Сумерки, позабывши про своё предназначение – быть на подхвате утра с ночью – перед рассветом и немного погодя вечерней зари, несколько времени тому назад прочно утвердились взамен дня. Махнув рукой на приличия, они полулежали на широкой скамье горизонта, и подложив под голову подушку березняка, откровенно ленились. Без стеснения, и, не скрывая того, сумерки оставили выполнять те, мелкие и незначительные, если не затрагивать существа дела, но имеющие определённый смысл поручения, к коим и были, собственно, приставлены они испокон веков. Ведь нельзя, скажем, прямо так, враз, без упреждения, ночному цветку или, к примеру, летучей мыши, либо бабочке оказаться при свете. Тоже и супротив, – привычному к свету цветку надобно дать привыкнуть к темноте, ибо ставни лепестков, что смыкают они на тёмное время суток, тоже затворяются не так, чтобы очень уж скоро.

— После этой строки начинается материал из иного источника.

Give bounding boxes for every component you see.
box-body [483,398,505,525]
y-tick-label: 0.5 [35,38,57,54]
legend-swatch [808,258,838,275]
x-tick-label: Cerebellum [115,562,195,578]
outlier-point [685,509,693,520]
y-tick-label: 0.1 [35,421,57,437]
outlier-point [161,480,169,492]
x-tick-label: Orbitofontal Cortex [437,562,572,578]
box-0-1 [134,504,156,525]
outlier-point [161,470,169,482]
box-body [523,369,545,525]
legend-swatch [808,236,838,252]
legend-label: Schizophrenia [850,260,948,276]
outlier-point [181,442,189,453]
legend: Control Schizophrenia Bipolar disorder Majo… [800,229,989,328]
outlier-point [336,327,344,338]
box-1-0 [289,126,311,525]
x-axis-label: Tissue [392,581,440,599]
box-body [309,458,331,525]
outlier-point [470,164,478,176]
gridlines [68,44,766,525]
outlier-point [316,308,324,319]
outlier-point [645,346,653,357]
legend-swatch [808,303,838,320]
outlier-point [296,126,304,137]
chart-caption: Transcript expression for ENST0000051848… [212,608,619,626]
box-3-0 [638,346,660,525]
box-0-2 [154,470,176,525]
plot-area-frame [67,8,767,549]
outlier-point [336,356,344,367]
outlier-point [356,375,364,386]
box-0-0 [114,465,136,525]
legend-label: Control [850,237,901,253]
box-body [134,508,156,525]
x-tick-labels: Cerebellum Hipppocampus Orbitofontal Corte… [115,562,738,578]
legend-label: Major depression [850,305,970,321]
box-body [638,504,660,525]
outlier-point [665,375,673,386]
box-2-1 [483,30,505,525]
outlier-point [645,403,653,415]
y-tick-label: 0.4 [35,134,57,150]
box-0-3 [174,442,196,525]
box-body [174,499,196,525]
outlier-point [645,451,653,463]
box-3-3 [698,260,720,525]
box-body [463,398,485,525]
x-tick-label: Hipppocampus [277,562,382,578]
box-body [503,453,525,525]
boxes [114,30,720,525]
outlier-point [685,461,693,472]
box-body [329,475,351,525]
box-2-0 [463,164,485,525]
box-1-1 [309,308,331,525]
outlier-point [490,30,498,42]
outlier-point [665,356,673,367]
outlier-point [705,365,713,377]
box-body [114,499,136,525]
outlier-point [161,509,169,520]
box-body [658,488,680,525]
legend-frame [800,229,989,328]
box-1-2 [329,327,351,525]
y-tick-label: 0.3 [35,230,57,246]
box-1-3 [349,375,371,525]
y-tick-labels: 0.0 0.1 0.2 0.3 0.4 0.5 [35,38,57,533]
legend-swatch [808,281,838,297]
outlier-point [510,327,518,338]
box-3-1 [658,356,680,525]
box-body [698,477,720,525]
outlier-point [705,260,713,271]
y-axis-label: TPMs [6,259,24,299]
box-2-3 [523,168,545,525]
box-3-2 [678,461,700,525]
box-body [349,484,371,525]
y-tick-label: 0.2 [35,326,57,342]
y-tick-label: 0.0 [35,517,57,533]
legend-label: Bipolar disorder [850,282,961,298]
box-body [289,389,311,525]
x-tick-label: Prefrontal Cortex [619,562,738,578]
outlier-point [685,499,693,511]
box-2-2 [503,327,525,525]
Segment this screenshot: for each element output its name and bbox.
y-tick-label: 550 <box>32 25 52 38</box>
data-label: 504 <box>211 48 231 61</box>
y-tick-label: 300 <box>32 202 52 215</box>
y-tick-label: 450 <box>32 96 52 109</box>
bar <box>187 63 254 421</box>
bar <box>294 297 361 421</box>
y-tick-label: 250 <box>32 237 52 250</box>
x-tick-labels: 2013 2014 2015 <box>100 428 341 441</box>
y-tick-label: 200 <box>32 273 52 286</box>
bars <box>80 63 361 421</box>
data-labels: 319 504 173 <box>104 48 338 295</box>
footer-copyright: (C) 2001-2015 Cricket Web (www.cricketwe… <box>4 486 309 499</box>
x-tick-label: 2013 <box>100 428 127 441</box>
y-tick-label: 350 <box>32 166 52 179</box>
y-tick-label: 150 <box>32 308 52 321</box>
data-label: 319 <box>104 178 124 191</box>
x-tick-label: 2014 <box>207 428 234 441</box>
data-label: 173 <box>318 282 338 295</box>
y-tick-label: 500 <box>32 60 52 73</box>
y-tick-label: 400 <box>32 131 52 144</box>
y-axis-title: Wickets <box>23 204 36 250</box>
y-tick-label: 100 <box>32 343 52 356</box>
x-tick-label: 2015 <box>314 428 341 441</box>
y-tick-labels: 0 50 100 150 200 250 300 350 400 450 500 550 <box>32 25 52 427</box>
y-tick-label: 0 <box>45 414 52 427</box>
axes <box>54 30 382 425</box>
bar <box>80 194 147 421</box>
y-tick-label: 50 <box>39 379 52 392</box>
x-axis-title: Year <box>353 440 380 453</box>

Минуя свершившийся уже непорядок, округе передались и уныние сумерек, и их непреходящая серость. Дни стали непохожи на дни. Лишь ночам удавалось сохранить в себе чистоту. Покрываясь испариной звёзд, они мрачнели от натуги, уповая на то, что будет-таки однажды доложено солнцу о том, которое в мире как.
Ну, так и прознало солнце, и рассвирепело донельзя оно. Те, кто был при этом, пересказывали прочим про то, как клубилось солнце в небе. Яростно и неотвратимо. Оно казалось ненастоящим, стоящим того, чтобы попробовать рассмотреть его, даже взамен утраты возможности после видеть что-либо вообще. Но увы, это было невыносимо. Светило больно било любопытствующих наотмашь по глазам. Всякий отпрянувший тотчас зажмуривался, прятал за руками лицо, и мог разобрать подле себя одно лишь яркое пятно повсюду. И даже после того, как оно рассеивалось, долго ещё ощущались неловкость и недомогание.
Говорят, что когда сумрак, побросав нажитое, таки исчез, то слой обращённых в пепел облаков, оставшихся после него, был столь притягателен и красив, что от него невозможно было отвести взора. Давно замечено, что в красоте главное не размеренность черт, но выражение достойно перенесённого некоего страдания, ведомого ему одному.
Ведь, коли по чести, – неспроста то было, сумрак, да и мало ли что у кого на душе…
Обыденность – кого она не съест…
Автор
Сладок глоток рассвета. Нёбо неба саднит слегка. Оцарапанное лишённой листвы кроной леса, кровит и стонет голосом ястреба, что машет крылами, гонит прочь боль, из-за которой всякий раз не найти себе места.
Деревья на просвет рядятся одуванчиками. Неловко им без листвы-то, отвыкли, чай. Хотя, что-то скоро слишком. Силятся шумнуть, похлопотать ладонями друг об дружку, да уж и нечем. Толкаются плечами одно об другое. Необидно, сухо, по-родственному, с таким стуком, коим обыкновенно кий разбивает скользкую пирамидку бильярдных шаров.
Радуга облака усердствует вдали, но соперничая с зарёю, она повсегда остаётся на бобах. То не нами заведено. Для нас. В назидание.
И не дышал ещё мороз на зеркала, тех, что забыла ныне в спешке осень, а уже зябко ступать, гулко. Неприветным, скорбным ледяным звоном отзывается она.
Синицы первыми, заблаговременно перебрались ближе к человеческому жилью, заглядывают просительно в окна, напоминают об себе. Строчат невидимые письмена крыльями по воздуху, мешают рассмотреть дятлов, что, поступаясь свободой характера, развешивают серпантин покороче троп от дупла к хозяйскому саду. Так только, как бы ни для чего, а на всякий случай, которого можно и не дожидаться, – явится вскорости сам. Лесные козочки – те хозяйничают во всю, объедая нижние ветви яблонь с вишнями и жёлтые, длинные бивни переросшей тыквы, запутавшиеся в траве. Спать ложатся тут же, рядом, в паре шагов от окна, чтобы дать полюбоваться собою, и недалеко были идти к завтраку затем.